GloucesterTimes.com, Gloucester, MA

Local News

March 12, 2011

Governor makes his fish council picks

Gov. Deval Patrick Friday nominated six Massachusetts participants in the New England fishing industry for four seats opening on the federal regional fishery management council, a body that has made itself a lightning rod by converting the fishery into a seafood commodities market.

Gloucester, the nation's 10th and the state's second biggest fishing port based on landings value, was without a candidate and will again be unrepresented on the New England Fishery Management Council. The last Gloucester commercial fisherman on the council, Vito Calomo, left the panel nine years ago.

On Patrick's behalf, Lt. Gov. Tim Murray announced the nominations. They feature the recommendation of another representative of the Cape Cod Commercial Hook Fishermen's Association to replace the association's CEO, John Pappalardo, who was chairman of the council during development of region's first catch share system.

Tom Dempsey, nominated as the governor's first choice of three for Pappalardo's seat on the council, is policy director of the hook fishermen's group and assistant director of the Cape Cod Fisheries Trust.

The trust is a commodity market division of the association, which has received about $4 million from philanthropies to advance the catch share agenda written largely by the Environmental Defense Fund.

The fund advises the trust about investments in catch shares and permits.

The New England council has 18 voting members, including representatives of the five coastal New England state governments and at least one private citizen of each state.

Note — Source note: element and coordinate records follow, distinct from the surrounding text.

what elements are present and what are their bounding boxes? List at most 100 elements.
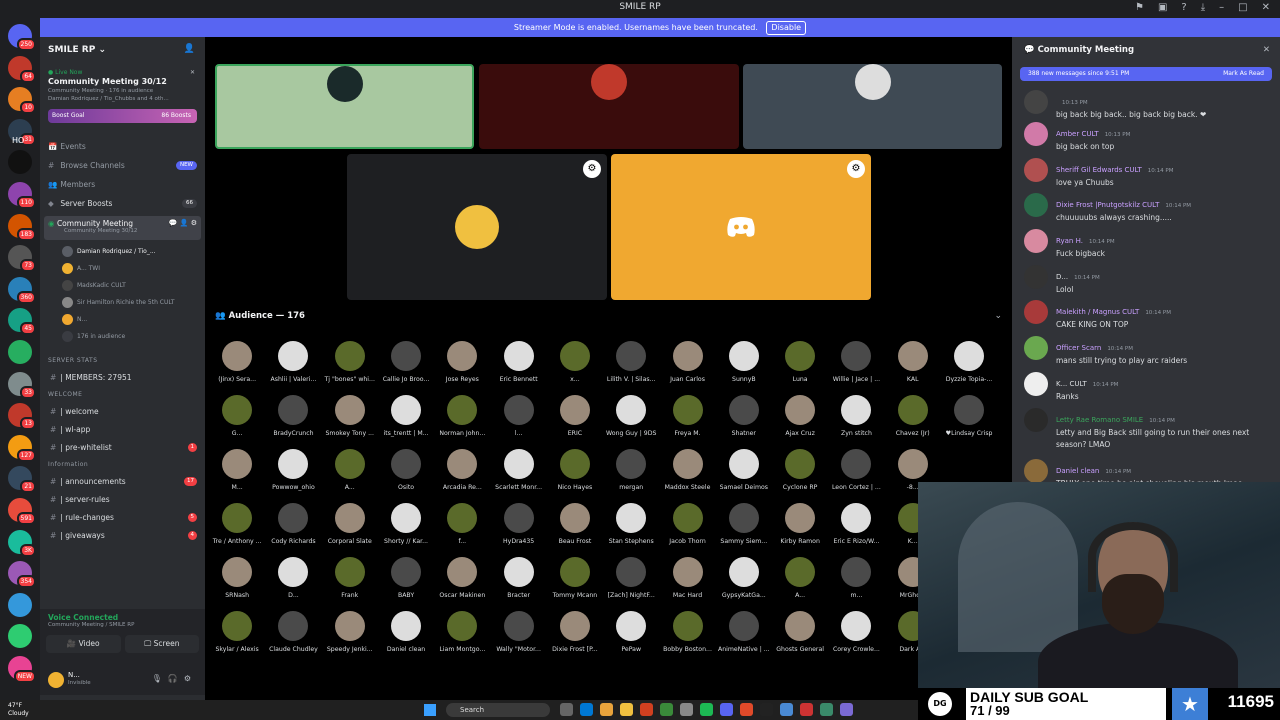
channel-item[interactable]: # | MEMBERS: 27951: [40, 369, 205, 387]
channel-item[interactable]: # | announcements 17: [40, 473, 205, 491]
audience-member[interactable]: Juan Carlos: [659, 341, 715, 395]
server-icon[interactable]: [8, 592, 32, 617]
chat-username[interactable]: Amber CULT: [1056, 130, 1099, 138]
mark-as-read-button[interactable]: Mark As Read: [1223, 67, 1264, 81]
channel-item[interactable]: # | rule-changes 5: [40, 509, 205, 527]
settings-icon[interactable]: ⚙: [583, 160, 601, 178]
stage-member[interactable]: A... TWI: [40, 260, 205, 277]
help-icon[interactable]: ?: [1181, 2, 1186, 13]
audience-member[interactable]: Samael Deimos: [716, 449, 772, 503]
screen-share-button[interactable]: 🖵 Screen: [124, 635, 199, 653]
chat-username[interactable]: Sheriff Gil Edwards CULT: [1056, 166, 1142, 174]
audience-member[interactable]: BradyCrunch: [265, 395, 321, 449]
audience-member[interactable]: (Jinx) Sera...: [209, 341, 265, 395]
mic-icon[interactable]: 🎙: [152, 674, 168, 683]
app-icon[interactable]: [800, 703, 813, 716]
add-member-icon[interactable]: 👤: [184, 44, 195, 54]
audience-member[interactable]: Shorty // Kar...: [378, 503, 434, 557]
close-icon[interactable]: ✕: [190, 69, 195, 76]
chat-message[interactable]: Amber CULT 10:13 PM big back on top: [1012, 117, 1280, 153]
server-icon-ho[interactable]: HO: [12, 136, 24, 145]
audience-member[interactable]: Lilith V. | Silas...: [603, 341, 659, 395]
audience-member[interactable]: Norman John...: [434, 395, 490, 449]
app-icon[interactable]: [740, 703, 753, 716]
chat-message[interactable]: season? LMAO: [1012, 440, 1280, 454]
audience-member[interactable]: mergan: [603, 449, 659, 503]
video-tile-1[interactable]: [215, 64, 474, 149]
chat-username[interactable]: Daniel clean: [1056, 467, 1099, 475]
app-icon[interactable]: [680, 703, 693, 716]
chat-username[interactable]: Malekith / Magnus CULT: [1056, 308, 1139, 316]
audience-member[interactable]: Corey Crowle...: [828, 611, 884, 665]
chrome-icon[interactable]: [600, 703, 613, 716]
download-icon[interactable]: ⤓: [1201, 2, 1205, 13]
audience-member[interactable]: Dyzzie Topia-...: [941, 341, 997, 395]
chat-username[interactable]: D...: [1056, 273, 1068, 281]
avatar[interactable]: [1024, 90, 1048, 114]
audience-member[interactable]: BABY: [378, 557, 434, 611]
audience-member[interactable]: Ashlii | Valeri...: [265, 341, 321, 395]
video-tile-3[interactable]: [743, 64, 1002, 149]
chat-username[interactable]: Dixie Frost |Pnutgotskilz CULT: [1056, 201, 1159, 209]
audience-member[interactable]: Beau Frost: [547, 503, 603, 557]
app-icon[interactable]: [780, 703, 793, 716]
audience-member[interactable]: Dixie Frost [P...: [547, 611, 603, 665]
audience-member[interactable]: Shatner: [716, 395, 772, 449]
chat-message[interactable]: D... 10:14 PM Lolol: [1012, 260, 1280, 296]
server-icon[interactable]: NEW: [8, 656, 36, 683]
chevron-down-icon[interactable]: ⌄: [994, 311, 1002, 321]
chat-message[interactable]: Sheriff Gil Edwards CULT 10:14 PM love ya …: [1012, 153, 1280, 189]
server-icon[interactable]: [8, 150, 32, 175]
server-icon[interactable]: 110: [8, 182, 36, 209]
folder-icon[interactable]: [620, 703, 633, 716]
spotify-icon[interactable]: [700, 703, 713, 716]
taskbar-search[interactable]: Search: [446, 703, 550, 717]
nav-item-3[interactable]: ◆ Server Boosts 66: [40, 194, 205, 213]
avatar[interactable]: [1024, 157, 1048, 182]
video-tile-2[interactable]: [479, 64, 739, 149]
app-icon[interactable]: [660, 703, 673, 716]
audience-member[interactable]: Corporal Slate: [322, 503, 378, 557]
chat-username[interactable]: Letty Rae Romano SMILE: [1056, 416, 1143, 424]
audience-member[interactable]: Callie Jo Broo...: [378, 341, 434, 395]
audience-member[interactable]: Cyclone RP: [772, 449, 828, 503]
server-icon[interactable]: 21: [8, 466, 36, 494]
avatar[interactable]: [1024, 371, 1048, 396]
audience-member[interactable]: its_trentt | M...: [378, 395, 434, 449]
audience-member[interactable]: Sammy Siem...: [716, 503, 772, 557]
app-icon[interactable]: [820, 703, 833, 716]
stage-member[interactable]: 176 in audience: [40, 328, 205, 345]
audience-member[interactable]: SunnyB: [716, 341, 772, 395]
audience-member[interactable]: Ajax Cruz: [772, 395, 828, 449]
server-icon[interactable]: 360: [8, 276, 36, 304]
audience-member[interactable]: l...: [490, 395, 546, 449]
audience-member[interactable]: Tj "bones" whi...: [322, 341, 378, 395]
audience-member[interactable]: Jacob Thorn: [659, 503, 715, 557]
audience-member[interactable]: HyDra435: [490, 503, 546, 557]
stage-controls-icons[interactable]: 💬 👤 ⚙: [169, 219, 197, 227]
firefox-icon[interactable]: [640, 703, 653, 716]
audience-member[interactable]: Mac Hard: [659, 557, 715, 611]
audience-member[interactable]: SRNash: [209, 557, 265, 611]
chat-message[interactable]: Officer Scarn 10:14 PM mans still trying t…: [1012, 331, 1280, 367]
settings-icon[interactable]: ⚙: [184, 674, 197, 683]
audience-member[interactable]: [Zach] NightF...: [603, 557, 659, 611]
audience-member[interactable]: Luna: [772, 341, 828, 395]
windows-start-icon[interactable]: [424, 704, 436, 716]
category-header[interactable]: SERVER STATS: [40, 353, 205, 369]
server-header[interactable]: SMILE RP ⌄ 👤: [40, 37, 205, 65]
stage-member[interactable]: Sir Hamilton Richie the 5th CULT: [40, 294, 205, 311]
audience-member[interactable]: GypsyKatGa...: [716, 557, 772, 611]
nav-item-1[interactable]: # Browse Channels NEW: [40, 156, 205, 175]
avatar[interactable]: [1024, 336, 1048, 361]
video-button[interactable]: 🎥 Video: [46, 635, 121, 653]
avatar[interactable]: [1024, 459, 1048, 484]
chat-message[interactable]: 10:13 PM big back big back.. big back big…: [1012, 85, 1280, 119]
channel-item[interactable]: # | pre-whitelist 1: [40, 439, 205, 457]
discord-icon[interactable]: [720, 703, 733, 716]
audience-member[interactable]: x...: [547, 341, 603, 395]
category-header[interactable]: WELCOME: [40, 387, 205, 403]
weather-widget[interactable]: 47°F Cloudy: [8, 702, 29, 718]
audience-member[interactable]: Eric Bennett: [490, 341, 546, 395]
audience-member[interactable]: KAL: [885, 341, 941, 395]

Since the beginning of the Obama administration — and installation of Jane Lubchenco at the head of the National Oceanic and Atmospheric Administration — the appointment process has been characterized by purges of council members across the nation who are not fully committed to the catch share program.

Each of the coastal states submit nomination lists to the Commerce Secretary, currently Gary Locke, who has stood by Lubchenco's moves. With Locke's designation this week for nomination as ambassador to China, however, the line of command for the council selections becomes uncertain.

Selections must be made before August, when terms expire. No interviews were conducted for the selection of nominees.

In nominating his choices, Patrick made three weighted recommendations for each of the four seats whose terms are expiring. Only Pappalardo has served the maximum three, three-year terms, so must be replaced.

For his seat, Patrick nominated in order of preference: Dempsey; Stephen P. Welch, a commercial fisherman from the South Shore who lands in Gloucester and New Bedford; and James J. Fair Jr., an incumbent council member finishing up his term.

Welch was nominated by the Gloucester-based Northeast Seafood Coalition, which has clashed with the Cape Cod Hook Fishermen's Association for years based on the environmental alliances and advocacy for reduced fishing and limited gear goals endorsed by the Cape Cod group and its environmental philanthropic allies.

For the at-large seat occupied by Mary-Beth Nickell Tooley of Maine, the governor nominated Welch, Fair and Daniel L. Georgianna, an economics professor at University of Massachusetts Dartmouth.

Georgianna participated in the creation of an analysis of the impact of the catch share system on the fishing industry that was submitted to Locke as proof the system was a man-made economic disaster.

Locke rejected the report as inadequate to warrant the use of his emergency powers to increase fish allocations or justify direct economic aid.

For the seat occupied by Michael P. Leary of New Hampshire, the governor nominated Fair, Welch and Georgianna. Leary became a controversial figure recently when he was identified as circulating anonymously a petition to fishermen and their crews urging Congress to continue funding catch share programs.

Yet, for the seat occupied by Fair, a retired biologist at the Massachusetts Division of Marine Fisheries, the governor nominated Laura Foley Ramsden, who co-owns a seafood processing company in New Bedford; James Kendall, a retired New Bedford fisherman and linchpin of the New Bedford fishing community; and Georgianna.

Ironically, the governor is a party to federal lawsuit filed by the cities of Gloucester and New Bedford and fishing industries up and down the East Coast, all challenging the fairness and constitutionality of the catch share program written by Pappalardo's council. The lawsuit identifies the Cape Cod Commercial Hook Fishermen's Association as the primary beneficiary of the allegedly unequal and unfair allocation of catch shares.

That suit is scheduled for a hearing next Tuesday in the Boston courtroom of U.S. District Court Judge Rya Zobel.